Harry could not afford to marry her on a lieutenant’s pay and his grandfather, who had stood buff for his previous debts, would not increase his allowance. He needed promotion and in London the chances of that were slim. It was one of his fellow officers who told him that preferment could be gained through Mrs Mary Anne Clarke, the Duke of York’s mistress, and suggested he try that avenue to promotion, offering to take him to one of the many social gatherings that Mrs Clarke liked to organise. As a mere lieutenant he would not normally have been accepted in those circles, but the heir to the Earl of Bostock was a different matter. He was told to find four hundred guineas and the lady would put his name on a list she would give to the Duke, who would expedite the promotion. She pretended she could give no guarantee, though she intimated that the Duke never refused her anything.
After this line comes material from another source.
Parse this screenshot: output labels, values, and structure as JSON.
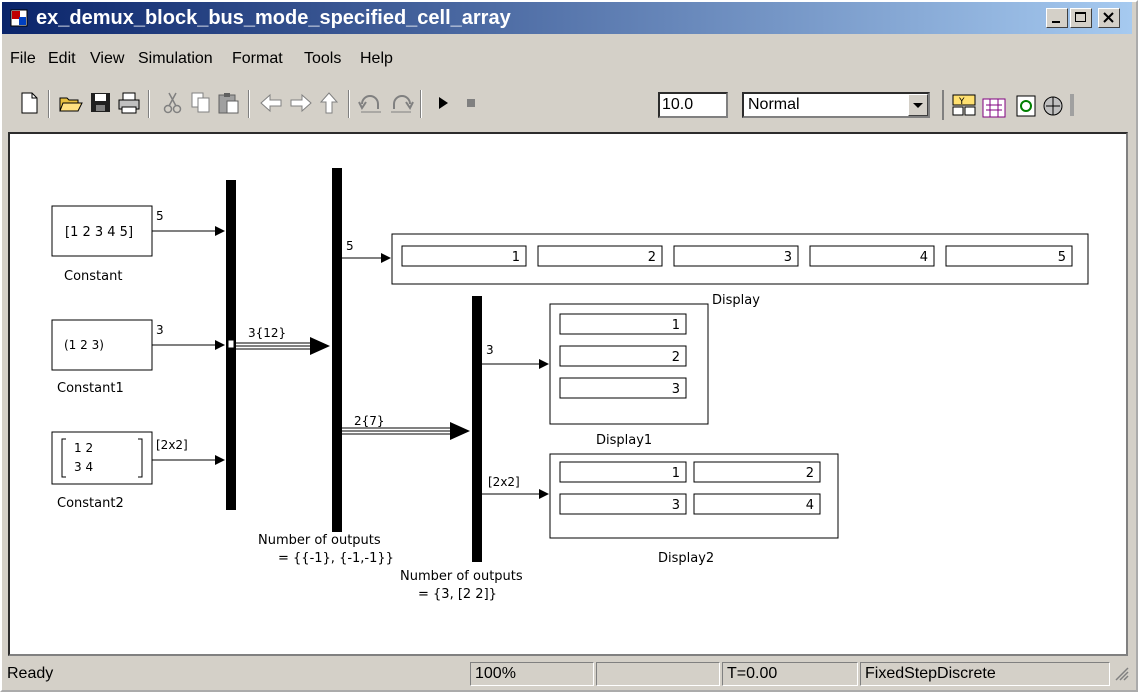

Harry and Anne had both been left a little money by their maternal grandfather, but Harry had very little of his left, he had told Anne. Living the life of an army officer was an expensive business and his pay and allowance from their grandfather nowhere near covered it. And he liked to give Jane little presents, and outings. Anne had given him the money without a second’s hesitation, something Jane found hard to forgive. ‘If you hadn’t let him have it, he would not have got himself into such a scrape,’ she had told her friend when the scandal came to light. ‘I did not need or expect expensive presents and if he had been honest with me I should have told him so. And I was content to wait to be married. It is ungentlemanly of him to lay the blame for his disgrace at my door.’ But Anne adored her twin and had never been able to refuse him anything it was in her power to give him and she defended not only her actions, but his as well.